Some folks actually went to work, Ian Shapira reports in WaPo: ‘While government offices and many businesses shut tight Wednesday, some companies opted to stay open, requiring — or at least urging — employees to find a way to get to work. Managers — many of them at law firms, perhaps not surprisingly — defended their policy, arguing that they are in a service industry and must be there for their clients….Not even a world-class blizzard, it seems, can stop a foreclosure sale. Ted Millspaugh, a partner at the law firm WilmerHale, traveled to his downtown District office to meet with clients who would be bidding on a commercial property later in the day at the Arlington County courthouse. Alas, all the effort was apparently for naught. “People at the sale were commenting like, ‘Boy, I can’t believe the bank is holding this,’ ” Millspaugh said. “But it didn’t go our way.”‘

Examiner: ‘Residents of 14th Pl. NE at the edge of Capitol Hill organized a street shoveling party to begin once the snow tapered off. Their narrow one-way had been bypassed by snowplows, leaving it scarred by deep ruts and nearly impassable even before Wednesday’s fresh fall. An exchange of e-mails attempted to ascertain the contents of neighbors’ cupboards in hopes of post-shoveling s’mores and libations.’

OMG! Potential roof collapse at GWU’s Tau Kappa Epsilon house, displacing four, Hatchet reports. ‘Rafi Moersen, a resident of the TKE house who has been moved to Guthridge Hall, said he and the other house residents cannot enter the house for at least a week. “We are throwing parties still, our social life has not been damaged,” Moersen said of the move. “We are having a house warming party in Guthridge 209.”’

WUSA-TV covers the blizzard’s effect on stray animals. WTTG-TV looks at how a women’s shelter is handling the snow and finds a disabled Trinidad woman with a broken furnace.

Mail will be coming today.

In praise of ‘Snowblower Guy.’

Falling ice caused Lafayette gas leak.

Advoc8te: ‘Car totally engulfed in flames feet from Councilmember Marion Barry’s home.’

11,000 tons of snow are on city streets. Bad for the environment?

GGW’s David Alpert thinks the city’s generally done a good job thus far and praises its communications efforts. No such praise for Metro: ‘Where Metro differed from other agencies was in its level of communication. DDOT put out several press releases each day, and Mayor Fenty was constantly on television and quoted in the press. John Catoe wasn’t nearly so visible. It’s true that Fenty can go overboard with his media visibility at times, but during this storm, that was reassuring.’

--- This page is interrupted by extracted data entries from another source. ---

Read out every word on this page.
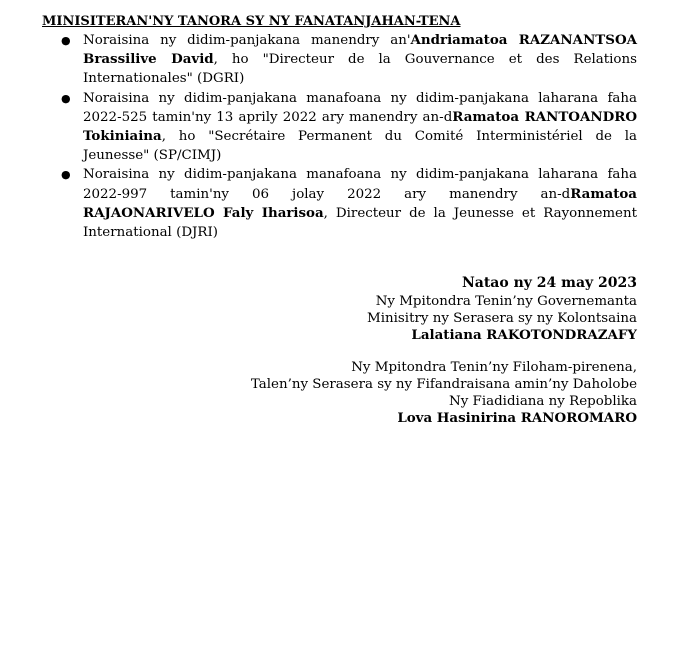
MINISITERAN'NY TANORA SY NY FANATANJAHAN-TENA
● Noraisina ny didim-panjakana manendry an'Andriamatoa RAZANANTSOA Brassilive David, ho "Directeur de la Gouvernance et des Relations Internationales" (DGRI)
● Noraisina ny didim-panjakana manafoana ny didim-panjakana laharana faha 2022-525 tamin'ny 13 aprily 2022 ary manendry an-dRamatoa RANTOANDRO Tokiniaina, ho "Secrétaire Permanent du Comité Interministériel de la Jeunesse" (SP/CIMJ)
● Noraisina ny didim-panjakana manafoana ny didim-panjakana laharana faha 2022-997 tamin'ny 06 jolay 2022 ary manendry an-dRamatoa RAJAONARIVELO Faly Iharisoa, Directeur de la Jeunesse et Rayonnement International (DJRI)
Natao ny 24 may 2023
Ny Mpitondra Tenin’ny Governemanta
Minisitry ny Serasera sy ny Kolontsaina
Lalatiana RAKOTONDRAZAFY
Ny Mpitondra Tenin’ny Filoham-pirenena,
Talen’ny Serasera sy ny Fifandraisana amin’ny Daholobe
Ny Fiadidiana ny Repoblika
Lova Hasinirina RANOROMARO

Some non-snow political news, courtesy of Examiner’s Michael Neibauer. It’s about hotel taxes! Michael Brown bill ‘would make the online travel industry fork over millions of tax dollars, upward of $10 million a year, the District claims it is owed. Numerous municipalities across the country have tried the same thing and most have failed, often through the courts after the travel industry files suit.’

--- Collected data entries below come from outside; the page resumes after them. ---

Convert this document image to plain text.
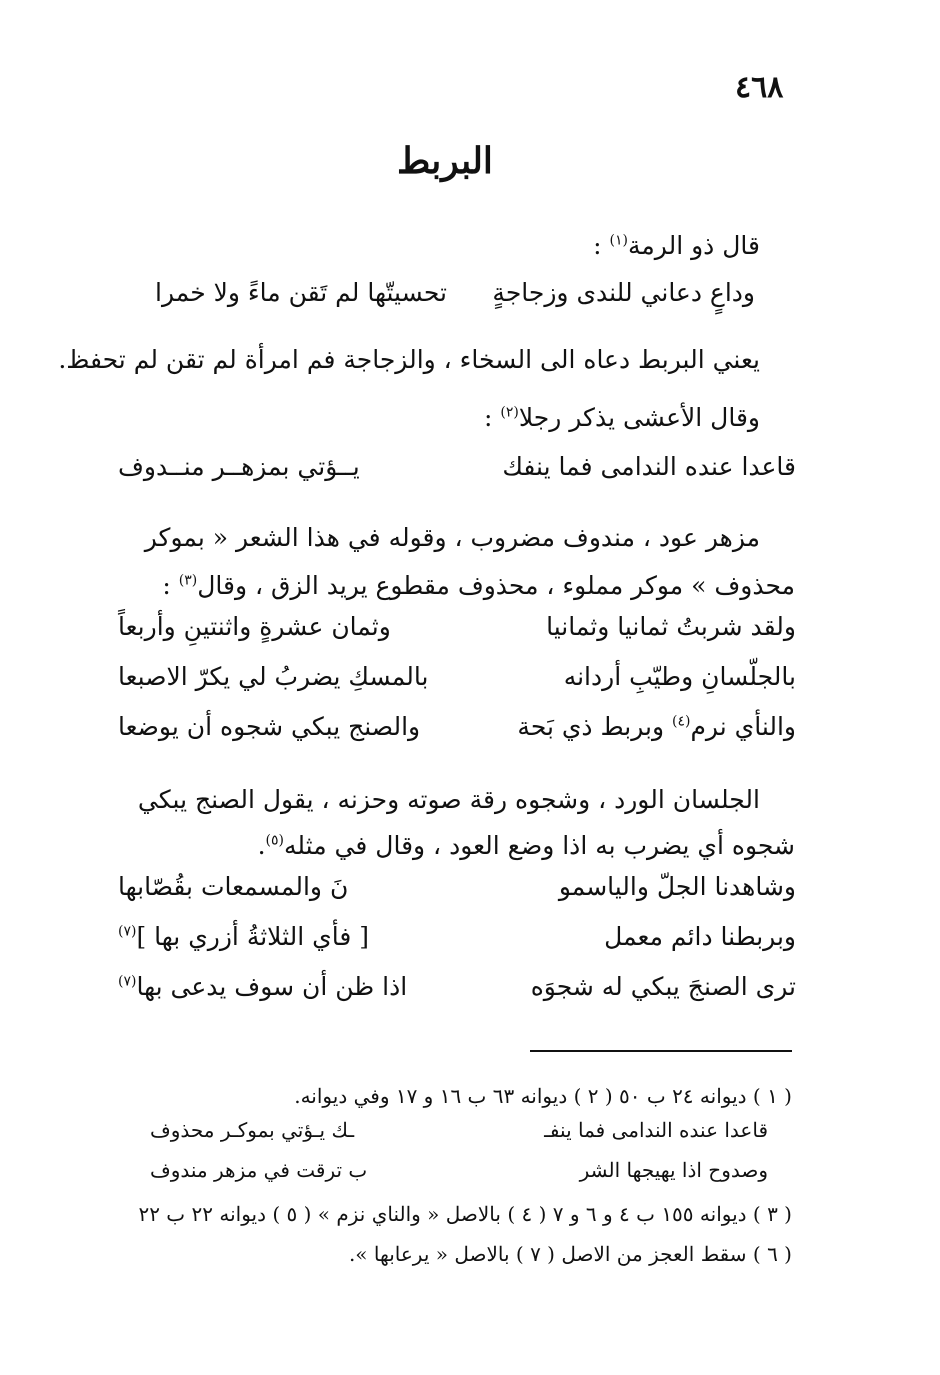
٤٦٨
البربط
قال ذو الرمة$^{(١)}$ :
وداعٍ دعاني للندى وزجاجةٍ
تحسيتّها لم تَقن ماءً ولا خمرا
يعني البربط دعاه الى السخاء ، والزجاجة فم امرأة لم تقن لم تحفظ.
وقال الأعشى يذكر رجلا$^{(٢)}$ :
قاعدا عنده الندامى فما ينفك
يــؤتي بمزهــر منــدوف
مزهر عود ، مندوف مضروب ، وقوله في هذا الشعر « بموكر
محذوف » موكر مملوء ، محذوف مقطوع يريد الزق ، وقال$^{(٣)}$ :
ولقد شربتُ ثمانيا وثمانيا
وثمان عشرةٍ واثنتينِ وأربعاً
بالجلّسانِ وطيّبِ أردانه
بالمسكِ يضربُ لي يكرّ الاصبعا
والنأي نرم$^{(٤)}$ وبربط ذي بَحة
والصنج يبكي شجوه أن يوضعا
الجلسان الورد ، وشجوه رقة صوته وحزنه ، يقول الصنج يبكي
شجوه أي يضرب به اذا وضع العود ، وقال في مثله$^{(٥)}$.
وشاهدنا الجلّ والياسمو
نَ والمسمعات بقُصّابها
وبربطنا دائم معمل
[ فأي الثلاثةُ أزري بها ]$^{(٧)}$
ترى الصنجَ يبكي له شجوَه
اذا ظن أن سوف يدعى بها$^{(٧)}$
( ١ ) ديوانه ٢٤ ب ٥٠ ( ٢ ) ديوانه ٦٣ ب ١٦ و ١٧ وفي ديوانه.
قاعدا عنده الندامى فما ينفـ
ـك يـؤتي بموكـر محذوف
وصدوح اذا يهيجها الشر
ب ترقت في مزهر مندوف
( ٣ ) ديوانه ١٥٥ ب ٤ و ٦ و ٧ ( ٤ ) بالاصل « والناي نزم » ( ٥ ) ديوانه ٢٢ ب ٢٢
( ٦ ) سقط العجز من الاصل ( ٧ ) بالاصل « يرعابها ».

ACLU argues that quick turnaround on Gales School RFP favors Central Union Mission, asks for extension.

Fact-checking a Michelle Rhee op-ed.

MLK memorial is coming soon.

D.C. Fiscal Policy Institute breaks down the 2010/2011 budget gaps.

Lengthy interview with NoMa BID’s Liz Price.

Susie Cambria looks at some ways to improve Track DC.

The ANC 6A02 special election will go on! The Hill Is Home has a preview. 7 p.m. at Miner ES.

You’ll get ’em next time, Caps.

D.C. COUNCIL TODAY—-Nothin’.

ADRIAN FENTY TODAY—-10:30 a.m.: snow update, Banneker Rec Center, 2500 Georgia Ave. NW.